PyTorch Training

This guide will walk you through using PyTorch with Kubeflow

Installing PyTorch Operator

If you haven’t already done so please follow the Getting Started Guide to deploy Kubeflow.

An alpha version of PyTorch support was introduced with Kubeflow 0.2.0. You must be using a version of Kubeflow newer than 0.2.0.

Verify that PyTorch support is included in your Kubeflow deployment

Check that the PyTorch custom resource is installed

kubectl get crd

The output should include pytorchjobs.kubeflow.org

NAME                                           AGE
...
pytorchjobs.kubeflow.org                       4d
...

If it is not included you can add it as follows

cd ${KSONNET_APP}
ks pkg install kubeflow/pytorch-job
ks generate pytorch-operator pytorch-operator
ks apply ${ENVIRONMENT} -c pytorch-operator

Creating a PyTorch Job

You can create PyTorch Job by defining a PyTorchJob config file. See distributed MNIST example config file. You may change the config file based on your requirements.

cat examples/dist-mnist/pytorch_job_mnist.yaml

Deploy the PyTorchJob resource to start training:

kubectl create -f examples/dist-mnist/pytorch_job_mnist.yaml

You should now be able to see the created pods matching the specified number of replicas.

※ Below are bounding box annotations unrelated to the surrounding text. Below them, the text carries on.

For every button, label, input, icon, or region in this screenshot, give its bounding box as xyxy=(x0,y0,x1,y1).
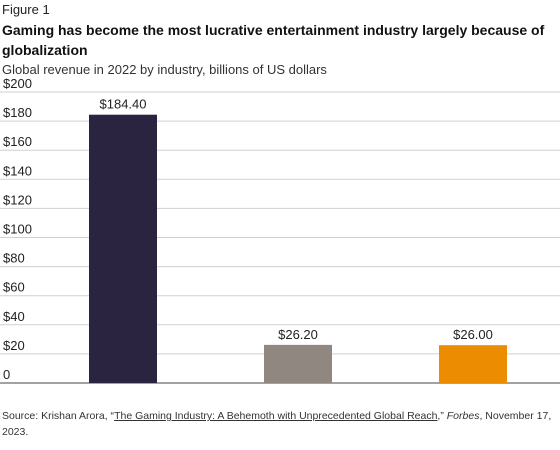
source-prefix: Source: Krishan Arora, “ xyxy=(2,410,115,422)
chart-subtitle: Global revenue in 2022 by industry, bill… xyxy=(2,62,327,77)
y-tick-label: $140 xyxy=(3,163,32,178)
source-middle: ,” xyxy=(437,410,447,422)
y-tick-label: $180 xyxy=(3,105,32,120)
y-tick-label: 0 xyxy=(3,367,10,382)
y-tick-label: $40 xyxy=(3,309,25,324)
source-note: Source: Krishan Arora, “The Gaming Indus… xyxy=(2,408,554,440)
bar-movies xyxy=(439,345,507,383)
y-tick-label: $80 xyxy=(3,251,25,266)
x-tick-label: Music xyxy=(281,386,315,388)
figure-label: Figure 1 xyxy=(2,2,50,17)
x-tick-label: Movies xyxy=(452,386,494,388)
bar-chart: 0 $20 $40 $60 $80 $100 $120 $140 $160 $180 $200 $18… xyxy=(0,78,560,388)
bar-video-games xyxy=(89,114,157,383)
source-suffix: , November 17, 2023. xyxy=(2,410,552,438)
x-tick-label: Video games xyxy=(85,386,161,388)
data-label: $26.00 xyxy=(453,327,493,342)
y-tick-label: $200 xyxy=(3,78,32,91)
y-tick-label: $100 xyxy=(3,222,32,237)
y-tick-label: $160 xyxy=(3,134,32,149)
y-tick-label: $60 xyxy=(3,280,25,295)
bar-music xyxy=(264,344,332,383)
data-label: $26.20 xyxy=(278,327,318,342)
chart-title: Gaming has become the most lucrative ent… xyxy=(2,22,545,58)
y-tick-label: $20 xyxy=(3,338,25,353)
y-tick-label: $120 xyxy=(3,192,32,207)
data-label: $184.40 xyxy=(100,97,147,112)
source-article-link[interactable]: The Gaming Industry: A Behemoth with Unp… xyxy=(114,410,438,422)
source-publication: Forbes xyxy=(446,410,480,422)
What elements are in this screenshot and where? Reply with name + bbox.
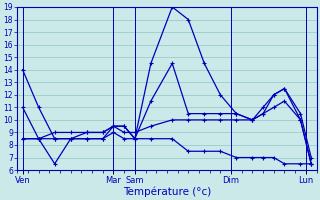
X-axis label: Température (°c): Température (°c) [123,186,211,197]
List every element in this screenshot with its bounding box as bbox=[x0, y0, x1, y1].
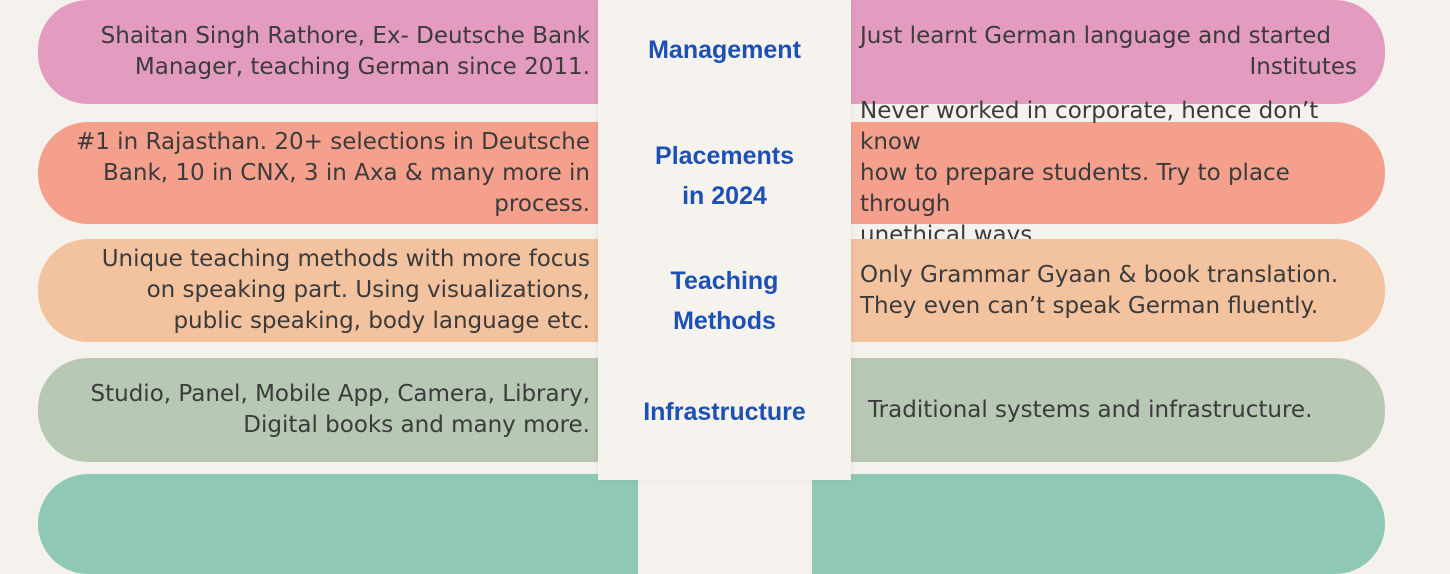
pill-text-line: They even can’t speak German fluently. bbox=[860, 292, 1319, 319]
row5-others-pill bbox=[812, 474, 1385, 574]
pill-text-line: #1 in Rajasthan. 20+ selections in Deuts… bbox=[75, 128, 590, 155]
pill-text-line: Institutes bbox=[1249, 54, 1358, 80]
pill-text-line: Never worked in corporate, hence don’t k… bbox=[860, 97, 1319, 155]
criteria-label-line: Management bbox=[648, 36, 801, 64]
criteria-label-teaching-methods: Teaching Methods bbox=[598, 261, 851, 341]
placements-ours-pill: #1 in Rajasthan. 20+ selections in Deuts… bbox=[38, 122, 638, 224]
criteria-label-placements: Placements in 2024 bbox=[598, 136, 851, 216]
pill-text-line: Just learnt German language and started bbox=[860, 23, 1331, 49]
criteria-label-line: Infrastructure bbox=[643, 398, 806, 426]
management-others-pill: Just learnt German language and started … bbox=[812, 0, 1385, 104]
pill-text-line: Traditional systems and infrastructure. bbox=[868, 396, 1313, 423]
criteria-label-line: Placements bbox=[655, 142, 794, 170]
management-ours-pill: Shaitan Singh Rathore, Ex- Deutsche Bank… bbox=[38, 0, 638, 104]
pill-text-line: on speaking part. Using visualizations, bbox=[146, 277, 590, 303]
pill-text-line: Manager, teaching German since 2011. bbox=[134, 54, 590, 80]
pill-text-line: public speaking, body language etc. bbox=[173, 308, 590, 334]
criteria-label-infrastructure: Infrastructure bbox=[598, 392, 851, 432]
infrastructure-others-pill: Traditional systems and infrastructure. bbox=[812, 358, 1385, 462]
pill-text-line: Unique teaching methods with more focus bbox=[101, 246, 590, 272]
pill-text-line: Bank, 10 in CNX, 3 in Axa & many more in bbox=[103, 159, 590, 186]
placements-others-pill: Never worked in corporate, hence don’t k… bbox=[812, 98, 1385, 248]
criteria-label-line: in 2024 bbox=[682, 182, 767, 210]
pill-text-line: how to prepare students. Try to place th… bbox=[860, 159, 1290, 217]
infrastructure-ours-pill: Studio, Panel, Mobile App, Camera, Libra… bbox=[38, 358, 638, 462]
row5-ours-pill bbox=[38, 474, 638, 574]
pill-text-line: process. bbox=[494, 190, 590, 217]
teaching-methods-ours-pill: Unique teaching methods with more focus … bbox=[38, 239, 638, 342]
pill-text-line: Studio, Panel, Mobile App, Camera, Libra… bbox=[90, 381, 590, 407]
criteria-label-management: Management bbox=[598, 30, 851, 70]
criteria-label-line: Teaching bbox=[670, 267, 779, 295]
pill-text-line: Only Grammar Gyaan & book translation. bbox=[860, 261, 1339, 288]
criteria-label-line: Methods bbox=[673, 307, 776, 335]
criteria-column bbox=[598, 0, 851, 480]
teaching-methods-others-pill: Only Grammar Gyaan & book translation. T… bbox=[812, 239, 1385, 342]
pill-text-line: Digital books and many more. bbox=[243, 412, 590, 438]
pill-text-line: Shaitan Singh Rathore, Ex- Deutsche Bank bbox=[100, 23, 590, 49]
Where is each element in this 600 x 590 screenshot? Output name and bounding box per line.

kubectl get pods -l pytorch_job_name=dist-mnist-for-e2e-test

Training should run for about 10 epochs and takes 5-10 minutes on a cpu cluster. Logs can be inspected to see its training progress.

PODNAME=$(kubectl get pods -l pytorch_job_name=dist-mnist-for-e2e-test,task_index=0 -o name)
kubectl logs -f ${PODNAME}

Monitoring a PyTorch Job

kubectl get -o yaml pytorchjobs dist-mnist-for-e2e-test

See the status section to monitor the job status. Here is sample output when the job is successfully completed.

apiVersion: v1
items:
- apiVersion: kubeflow.org/v1alpha1
  kind: PyTorchJob
  metadata:
    clusterName: ""
    creationTimestamp: 2018-06-22T08:16:14Z
    generation: 1
    name: dist-mnist-for-e2e-test
    namespace: default
    resourceVersion: "3276193"
    selfLink: /apis/kubeflow.org/v1alpha1/namespaces/default/pytorchjobs/dist-mnist-for-e2e-test
    uid: 87772d3b-75f4-11e8-bdd9-42010aa00072
  spec:
    RuntimeId: kmma
    pytorchImage: pytorch/pytorch:v0.2
    replicaSpecs:
    - masterPort: 23456
      replicaType: MASTER
      replicas: 1
      template:
        metadata:
          creationTimestamp: null
        spec:
          containers:
          - image: gcr.io/kubeflow-ci/pytorch-dist-mnist_test:1.0
            imagePullPolicy: IfNotPresent
            name: pytorch
            resources: {}
          restartPolicy: OnFailure
    - masterPort: 23456
      replicaType: WORKER
      replicas: 3
      template:
        metadata:
          creationTimestamp: null
        spec:
          containers:
          - image: gcr.io/kubeflow-ci/pytorch-dist-mnist_test:1.0
            imagePullPolicy: IfNotPresent
            name: pytorch
            resources: {}
          restartPolicy: OnFailure
    terminationPolicy:
      master:
        replicaName: MASTER
        replicaRank: 0
  status:
    phase: Done
    reason: ""
    replicaStatuses:
    - ReplicasStates:
        Succeeded: 1
      replica_type: MASTER
      state: Succeeded
    - ReplicasStates:
        Running: 1
        Succeeded: 2
      replica_type: WORKER
      state: Running
    state: Succeeded
kind: List
metadata:
  resourceVersion: ""
  selfLink: ""